C’est le moment pour une politique du vélo !

À l’heure du déconfinement et de la grave promiscuité dans les transports en commun, dans de nombreuses villes des pistes cyclables temporaires ont été mises en place, prises sur les voies auto. L’idée d’une révolution nécessaire dans les modes de transport fait son chemin. Du 17 mars au 11 mai, les villes ont été libérées de l’emprise de l’auto, sans que nous ayons pu, il est vrai, en explorer tous les bienfaits.

Le vélo a été extrêmement populaire pendant plusieurs décennies au 20e siècle avant d’être balayé par le tout-auto. Dans le contexte du réchauffement climatique et du Covid-19, il coche toutes les (bonnes) cases : faible empreinte écologique, bon pour la santé, réparable, son usage massif fait reculer les accidents de la circulation, son parc est important (36 millions dont près de 10 millions ne servent jamais), son prix est abordable, un important marché d’occasion existe. Au million près, le parc de voitures individuelles est le même que celui des vélos et il a doublé depuis 1980.

Dès juillet, « retour à l’anormal » ?

Quelle « reprise » ? Embouteillages en ville, flux permanents sur les autoroutes vers les lieux de vacances pour ceux qui partent, et absence notoire de trains de nuit ? Et le vélo avec sa popularité en forte hausse mais restant assigné pour l’essentiel à la case « belles aspirations » ? Ce serait donc la poursuite des tendances de ces dernières années, avec un petit retour de la pratique du vélo en ville (pas toutes et surtout dans leur centre), mais un recul de son usage dans les classes populaires, en zones rurales, parmi les enfants et ados. Dans les cités à habitat exclusivement collectif, le recours au vélo est quasi nul. Comme au plan social, c’est l’abandon.

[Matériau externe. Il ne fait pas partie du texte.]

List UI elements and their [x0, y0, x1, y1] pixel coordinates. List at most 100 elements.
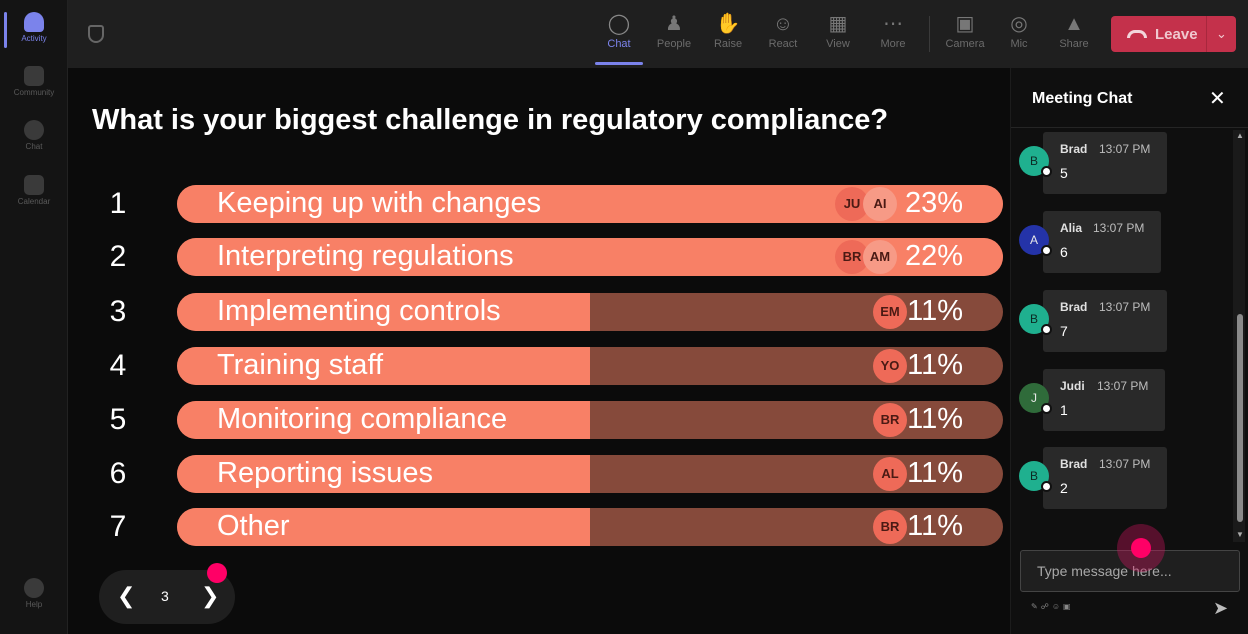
- gif-icon[interactable]: ▣: [1062, 602, 1074, 611]
- slide-pager: ❮ 3 ❯: [99, 570, 235, 624]
- poll-option-label: Training staff: [217, 349, 384, 381]
- hang-up-icon: [1127, 30, 1147, 38]
- message-timestamp: 13:07 PM: [1099, 300, 1151, 314]
- compose-tools: ✎☍☺▣: [1031, 602, 1074, 611]
- people-button[interactable]: ♟ People: [648, 10, 700, 50]
- message-sender: Alia: [1060, 221, 1083, 235]
- send-icon[interactable]: ➤: [1213, 598, 1229, 618]
- poll-result-bar: Monitoring compliance BR 11%: [177, 401, 1003, 439]
- chat-title: Meeting Chat: [1032, 90, 1133, 107]
- chevron-right-icon[interactable]: ❯: [201, 583, 220, 608]
- scroll-down-icon[interactable]: ▼: [1236, 530, 1244, 539]
- share-button[interactable]: ▲ Share: [1048, 10, 1100, 50]
- poll-option-label: Implementing controls: [217, 295, 501, 327]
- voter-avatar: EM: [873, 295, 907, 329]
- rail-community-label: Community: [13, 88, 55, 97]
- leave-button-label: Leave: [1155, 25, 1198, 43]
- chat-button[interactable]: ◯ Chat: [593, 10, 645, 65]
- voter-avatar: BR: [873, 510, 907, 544]
- poll-option-row: 1 Keeping up with changes JU AI 23%: [68, 185, 1010, 223]
- mic-button[interactable]: ◎ Mic: [993, 10, 1045, 50]
- message-bubble[interactable]: Judi 13:07 PM 1: [1043, 369, 1165, 431]
- message-text: 5: [1060, 165, 1068, 181]
- message-bubble[interactable]: Brad 13:07 PM 5: [1043, 132, 1167, 194]
- message-text: 1: [1060, 402, 1068, 418]
- rail-calendar[interactable]: Calendar: [0, 175, 68, 206]
- people-button-label: People: [656, 38, 692, 50]
- poll-option-number: 4: [109, 349, 127, 382]
- close-icon[interactable]: ✕: [1209, 88, 1226, 110]
- cursor-highlight: [1117, 524, 1165, 572]
- microphone-icon: ◎: [1010, 13, 1028, 35]
- page-number: 3: [161, 588, 169, 604]
- view-button[interactable]: ▦ View: [812, 10, 864, 50]
- rail-chat[interactable]: Chat: [0, 120, 68, 151]
- react-button[interactable]: ☺ React: [757, 10, 809, 50]
- message-bubble[interactable]: Alia 13:07 PM 6: [1043, 211, 1161, 273]
- emoji-icon[interactable]: ☺: [1051, 602, 1063, 611]
- camera-button[interactable]: ▣ Camera: [939, 10, 991, 50]
- poll-option-percent: 11%: [907, 349, 963, 381]
- poll-option-label: Monitoring compliance: [217, 403, 508, 435]
- poll-option-percent: 11%: [907, 510, 963, 542]
- poll-option-number: 7: [109, 510, 127, 543]
- chat-icon: [24, 120, 44, 140]
- presence-status-icon: [1041, 324, 1052, 335]
- chat-message-input[interactable]: [1021, 551, 1239, 591]
- leave-options-chevron-icon[interactable]: ⌄: [1206, 16, 1236, 52]
- leave-button[interactable]: Leave ⌄: [1111, 16, 1236, 52]
- poll-option-number: 2: [109, 240, 127, 273]
- poll-option-row: 6 Reporting issues AL 11%: [68, 455, 1010, 493]
- shield-icon: [88, 25, 104, 43]
- presence-status-icon: [1041, 245, 1052, 256]
- rail-community[interactable]: Community: [0, 66, 68, 97]
- message-timestamp: 13:07 PM: [1099, 457, 1151, 471]
- cursor-indicator: [207, 563, 227, 583]
- rail-calendar-label: Calendar: [17, 197, 51, 206]
- meeting-chat-panel: Meeting Chat ✕ Brad 13:07 PM 5 B Alia 13:07 P…: [1010, 68, 1248, 634]
- app-rail: Activity Community Chat Calendar Help: [0, 0, 68, 634]
- message-sender: Brad: [1060, 300, 1088, 314]
- poll-option-percent: 22%: [904, 240, 963, 272]
- react-button-label: React: [768, 38, 798, 50]
- rail-activity-label: Activity: [21, 34, 47, 43]
- poll-result-bar: Keeping up with changes JU AI 23%: [177, 185, 1003, 223]
- poll-option-row: 3 Implementing controls EM 11%: [68, 293, 1010, 331]
- chevron-left-icon[interactable]: ❮: [117, 583, 136, 608]
- poll-result-bar: Other BR 11%: [177, 508, 1003, 546]
- format-icon[interactable]: ✎: [1031, 602, 1041, 611]
- raise-hand-button-label: Raise: [713, 38, 743, 50]
- message-sender: Brad: [1060, 457, 1088, 471]
- presence-status-icon: [1041, 481, 1052, 492]
- voter-avatar: BR: [873, 403, 907, 437]
- rail-help[interactable]: Help: [0, 578, 68, 609]
- bell-icon: [24, 12, 44, 32]
- raise-hand-button[interactable]: ✋ Raise: [702, 10, 754, 50]
- poll-option-percent: 11%: [907, 295, 963, 327]
- message-sender: Judi: [1060, 379, 1085, 393]
- help-icon: [24, 578, 44, 598]
- share-button-label: Share: [1059, 38, 1089, 50]
- poll-option-row: 4 Training staff YO 11%: [68, 347, 1010, 385]
- poll-option-row: 2 Interpreting regulations BR AM 22%: [68, 238, 1010, 276]
- chat-scrollbar-thumb[interactable]: [1237, 314, 1243, 522]
- voter-avatar: AI: [863, 187, 897, 221]
- rail-chat-label: Chat: [25, 142, 43, 151]
- message-bubble[interactable]: Brad 13:07 PM 2: [1043, 447, 1167, 509]
- poll-option-percent: 11%: [907, 457, 963, 489]
- poll-result-bar: Implementing controls EM 11%: [177, 293, 1003, 331]
- poll-option-number: 3: [109, 295, 127, 328]
- rail-activity[interactable]: Activity: [0, 12, 68, 48]
- more-button[interactable]: ⋯ More: [867, 10, 919, 50]
- people-icon: ♟: [665, 13, 683, 35]
- community-icon: [24, 66, 44, 86]
- poll-result-bar: Interpreting regulations BR AM 22%: [177, 238, 1003, 276]
- meeting-toolbar: ◯ Chat ♟ People ✋ Raise ☺ React ▦ View ⋯…: [68, 0, 1248, 68]
- attach-icon[interactable]: ☍: [1040, 602, 1052, 611]
- message-bubble[interactable]: Brad 13:07 PM 7: [1043, 290, 1167, 352]
- poll-stage: What is your biggest challenge in regula…: [68, 68, 1010, 634]
- camera-off-icon: ▣: [955, 13, 975, 35]
- scroll-up-icon[interactable]: ▲: [1236, 131, 1244, 140]
- message-text: 2: [1060, 480, 1068, 496]
- poll-result-fill: [177, 455, 590, 493]
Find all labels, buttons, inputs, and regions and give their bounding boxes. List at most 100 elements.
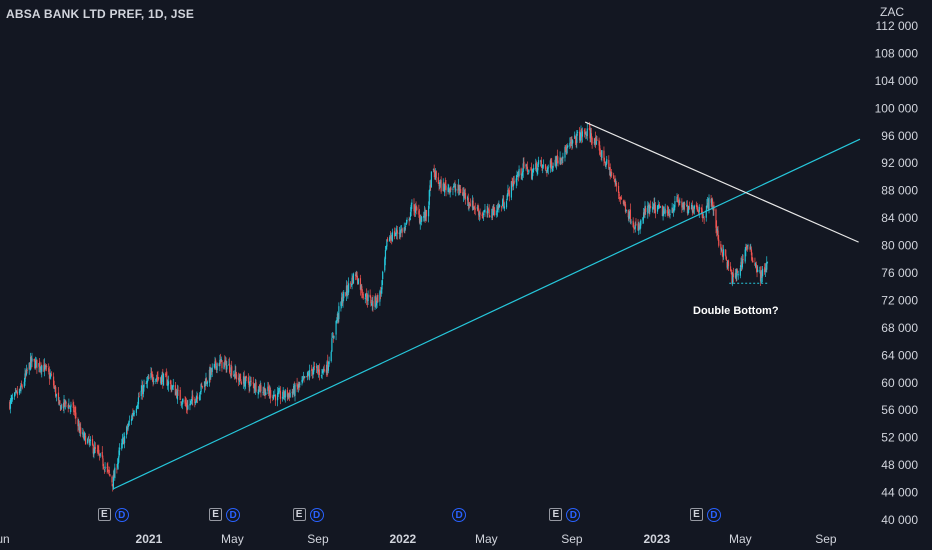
- candle-body: [255, 382, 257, 392]
- candle-body: [540, 160, 542, 165]
- candle-body: [11, 397, 14, 399]
- candle-body: [701, 208, 703, 215]
- candle-body: [20, 383, 23, 386]
- candle-body: [117, 458, 119, 465]
- candle-body: [106, 466, 108, 468]
- candle-body: [316, 367, 318, 369]
- candle-body: [599, 153, 602, 155]
- candle-body: [698, 207, 700, 212]
- candle-body: [501, 206, 503, 208]
- candle-body: [356, 271, 358, 280]
- candle-body: [604, 161, 606, 163]
- candle-body: [473, 206, 475, 209]
- candle-body: [624, 200, 626, 206]
- candle-body: [633, 226, 635, 229]
- candle-body: [307, 373, 309, 375]
- candle-body: [479, 212, 481, 215]
- candle-body: [741, 259, 744, 268]
- candle-body: [502, 199, 504, 206]
- candle-body: [726, 261, 728, 268]
- candle-body: [267, 386, 270, 392]
- earnings-badge[interactable]: E: [689, 508, 703, 521]
- dividend-badge[interactable]: D: [452, 508, 467, 522]
- candle-body: [57, 392, 60, 401]
- candle-body: [681, 201, 683, 208]
- x-tick-label: Sep: [307, 532, 329, 546]
- candle-body: [740, 261, 742, 267]
- earnings-badge[interactable]: E: [549, 508, 563, 521]
- candle-body: [596, 139, 598, 141]
- candle-body: [401, 228, 403, 233]
- candle-body: [272, 394, 275, 400]
- candle-body: [176, 390, 179, 400]
- earnings-badge[interactable]: E: [209, 508, 223, 521]
- candle-body: [370, 297, 372, 304]
- candle-body: [279, 390, 282, 399]
- candle-body: [225, 360, 227, 370]
- candle-body: [45, 366, 47, 368]
- candle-body: [200, 384, 202, 392]
- candle-body: [681, 205, 684, 207]
- candle-body: [112, 475, 115, 488]
- candle-body: [409, 217, 411, 220]
- candle-body: [14, 391, 16, 393]
- price-axis[interactable]: 112 000 108 000 104 000 100 000 96 000 92 000…: [875, 19, 919, 527]
- candle-body: [628, 216, 630, 219]
- candle-body: [196, 396, 198, 399]
- candle-body: [442, 183, 444, 191]
- candle-body: [141, 385, 143, 392]
- candle-body: [482, 216, 484, 218]
- candle-body: [170, 384, 172, 390]
- candle-body: [508, 190, 510, 197]
- candle-body: [474, 208, 476, 210]
- candle-body: [92, 444, 94, 454]
- dividend-badge[interactable]: D: [706, 508, 721, 522]
- candle-body: [250, 380, 252, 382]
- candle-body: [608, 160, 610, 169]
- candle-body: [155, 377, 158, 379]
- dividend-badge[interactable]: D: [226, 508, 241, 522]
- candle-body: [204, 382, 206, 387]
- candle-body: [361, 286, 363, 294]
- dividend-badge[interactable]: D: [566, 508, 581, 522]
- candle-body: [565, 149, 567, 154]
- candle-body: [723, 249, 725, 256]
- dividend-badge[interactable]: D: [309, 508, 324, 522]
- candle-body: [639, 224, 641, 230]
- candle-body: [399, 233, 401, 235]
- candle-body: [749, 246, 751, 250]
- candle-body: [496, 210, 498, 216]
- candle-body: [55, 386, 57, 397]
- dividend-badge[interactable]: D: [114, 508, 129, 522]
- candle-body: [23, 381, 25, 387]
- candle-body: [375, 302, 378, 306]
- candle-body: [536, 169, 538, 173]
- candle-body: [551, 168, 554, 171]
- candle-body: [530, 168, 532, 170]
- candle-body: [318, 369, 320, 376]
- candle-body: [448, 188, 451, 193]
- candle-body: [703, 218, 705, 220]
- earnings-badge[interactable]: E: [97, 508, 111, 521]
- candle-body: [507, 190, 509, 196]
- x-tick-label: Sep: [561, 532, 583, 546]
- double-bottom-annotation[interactable]: Double Bottom?: [693, 305, 779, 317]
- candle-body: [59, 400, 61, 405]
- candle-body: [65, 401, 67, 404]
- candle-body: [345, 292, 347, 297]
- candle-body: [403, 227, 405, 232]
- earnings-badge[interactable]: E: [292, 508, 306, 521]
- time-axis[interactable]: Jun 2021 May Sep 2022 May Sep 2023 May Sep: [0, 532, 837, 546]
- candle-body: [477, 208, 479, 212]
- candle-body: [420, 219, 422, 222]
- candle-body: [30, 356, 32, 363]
- candle-body: [244, 381, 246, 387]
- candle-body: [409, 212, 412, 217]
- candle-body: [559, 157, 561, 164]
- candle-body: [683, 202, 685, 209]
- candle-body: [717, 230, 719, 240]
- candle-body: [54, 387, 56, 389]
- candle-body: [531, 172, 533, 180]
- candle-body: [336, 313, 339, 321]
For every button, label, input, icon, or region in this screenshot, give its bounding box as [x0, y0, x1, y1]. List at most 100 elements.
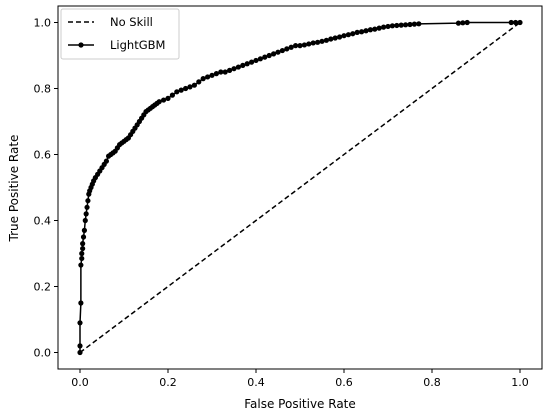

Prendre le vélo au sérieux

Bogota (Colombie) et Copenhague (Danemark) peuvent être étudiées pour leur politique volontariste d’investissement global dans le vélo, de désinvestissement vis-à-vis de l’auto. À l’heure du réchauffement climatique, alors qu’en France 50 % des déplacements vont de un à sept kilomètres, il faut promouvoir par tous les moyens la pratique quotidienne du vélo. L’Ademe, Agence de l’environnement et de la maîtrise de l’énergie, secteur mobilité, chiffre les dépenses à 30 euros/habitantE/an pour passer de 3 % des déplacements à vélo à 9 % en 2024 (contre moins de 6 euros actuellement). En périphérie des villes, en zone rurale, auprès de la population qui prend de l’âge, le vélo à assistance électrique a tout son rôle à jouer. Il faut insister sur le fait que partout en zone d’habitat collectif des abris à vélos sûrs, accessibles et gratuits sont une condition première. De même que les vélos en libre accès pour l’usage ponctuel, et la possibilité de combiner avec les transports en commun. L’école pourra aussi jouer son rôle.

Reconversion du secteur auto

Le trafic auto doit reculer, à très court terme, partout et notamment en ville. Renault et PSA devront être retirées des mains des actionnaires, condition de toute réorientation/reconversion de la production principalement vers les transports en commun. On pourra alors aussi relancer la fabrication de vélos de qualité à prix abordable. Rappelons que Peugeot a été leader dans le domaine. Un réseau dense de distribution/réparation pourra se constituer avec les emplois stables et qualifiés qui vont avec. Et dans le même mouvement décider de l’arrêt immédiat de la production scandaleuse et irresponsable de SUV par les deux constructeurs, décision concrète et symbolique de la plus haute importance.